Иди за рекой - Рид Шелли (прочитать книгу .TXT, .FB2) 📗
Глава четырнадцатая
Сначала я решила, что длинный черный автомобиль – это, наверное, мираж. Я брела уже не знаю сколько времени, разыскивая высокие утесы, по которым я бы могла ориентироваться, но видя перед собой лишь новые и новые мили незнакомой земли. Ольха и ива не попадались мне на глаза уже несколько часов, их сменили полынь, можжевельник и голые скалы, и вдруг – это: черный легковой автомобиль, припаркованный у дороги рядом с группой желтых сосен. Мой помутившийся разум не в силах был такое осознать.
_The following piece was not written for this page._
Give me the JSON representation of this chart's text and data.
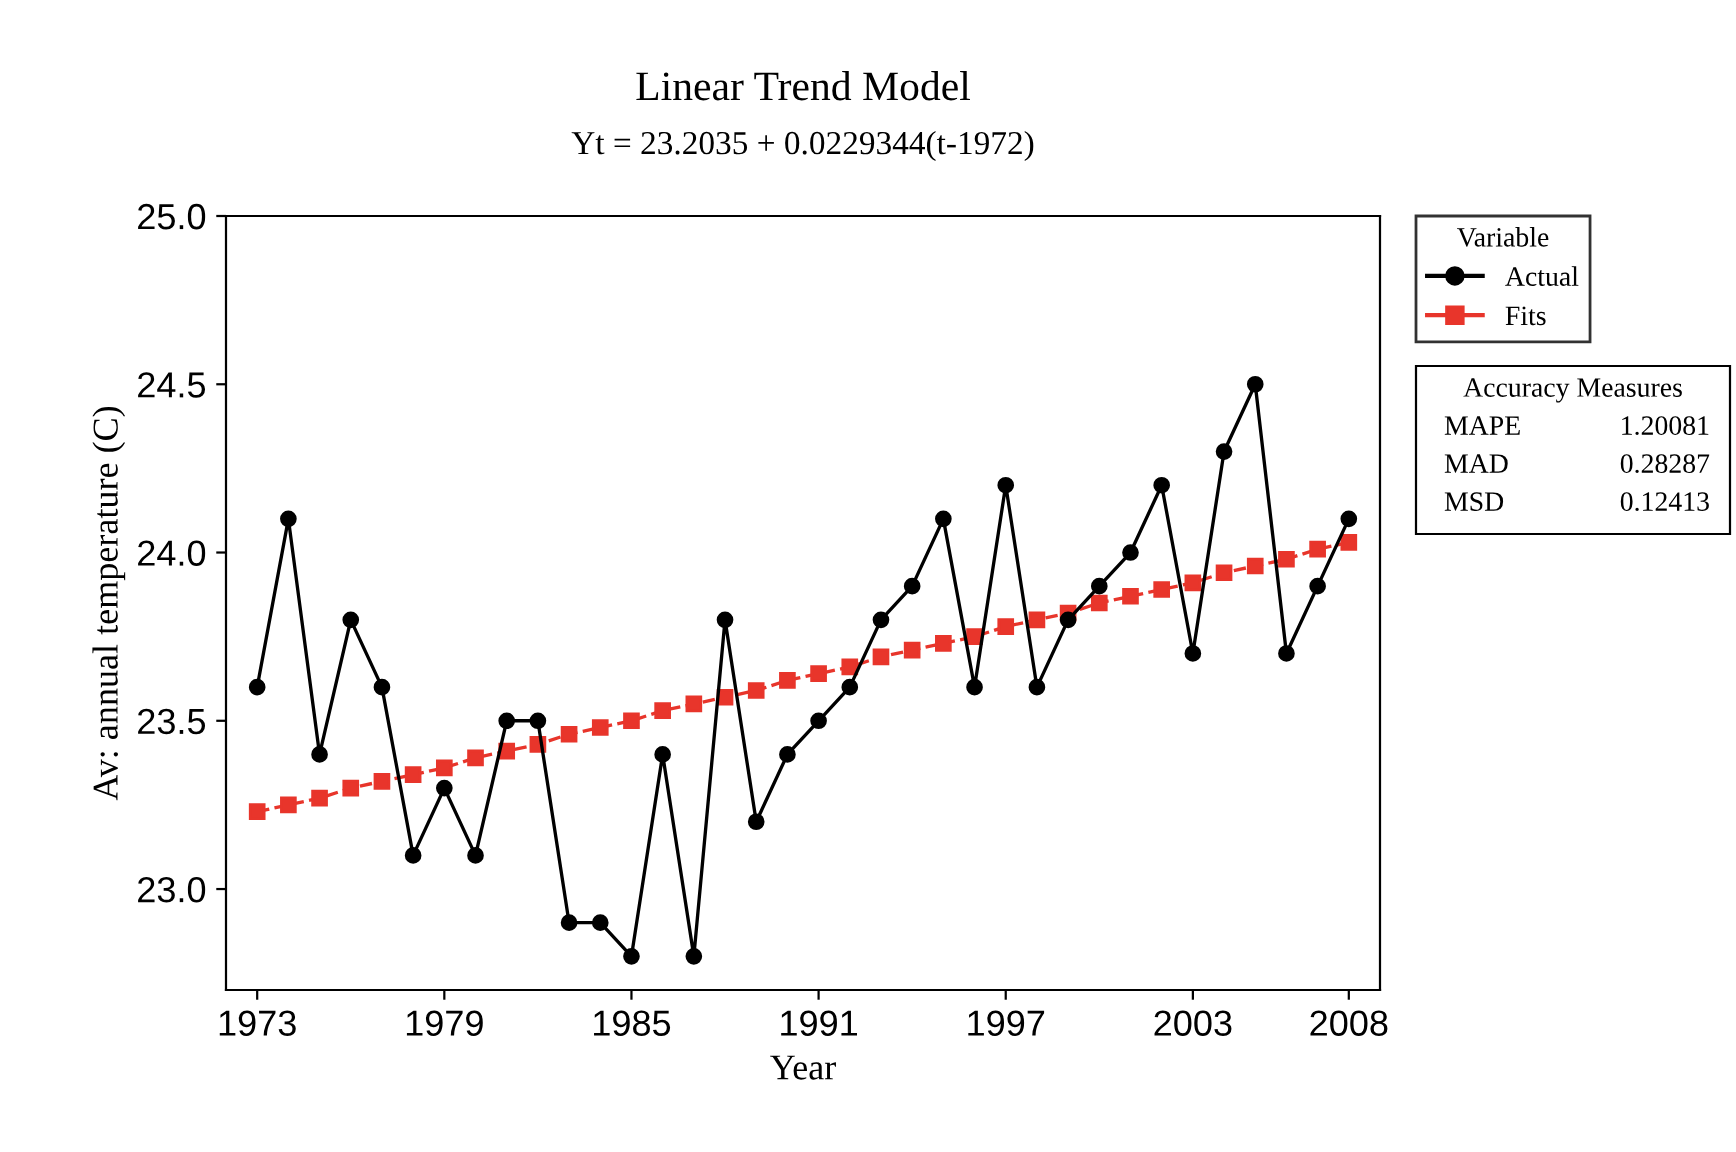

Я спряталась за деревом и попыталась разобраться, что означает эта картина. Пикник. Мужчина и женщина, расстеленное на земле красное одеяло, а на нем – еда: золотистая буханка хлеба, круг сыра, несколько слоев розовой ветчины, совсем как та, что мистер Чапмен у себя за прилавком нарезал такими же тоненькими ломтиками, и – неужели? – два восхитительных розовых персика, оба размером с бейсбольный мяч, лежат поверх коричневого бумажного пакета. От этого зрелища у меня разболелся живот.
Но еще удивительнее, чем драгоценная еда, был ребенок, завернутый в бледно-голубую мягкую ткань и лежащий у матери на руках. Он был крупнее, чем Малыш Блю, но родился, наверное, совсем недавно. Он извивался и вопил, как и положено новорожденным. Мужчина стоял в сторонке, он курил и ругался на двух орущих черно-голубых соек, устроившихся на ветвях сосны прямо у него над головой. Женщина расстегнула блузку и неловко обнажила одну округлую белую грудь – настолько налитую и сочную, насколько мои были высушенными и пустыми. Ее малыш оттолкнул грудь, но мать проявила настойчивость. Когда ребенок успокоился и начал есть, я уже знала, что должна сделать.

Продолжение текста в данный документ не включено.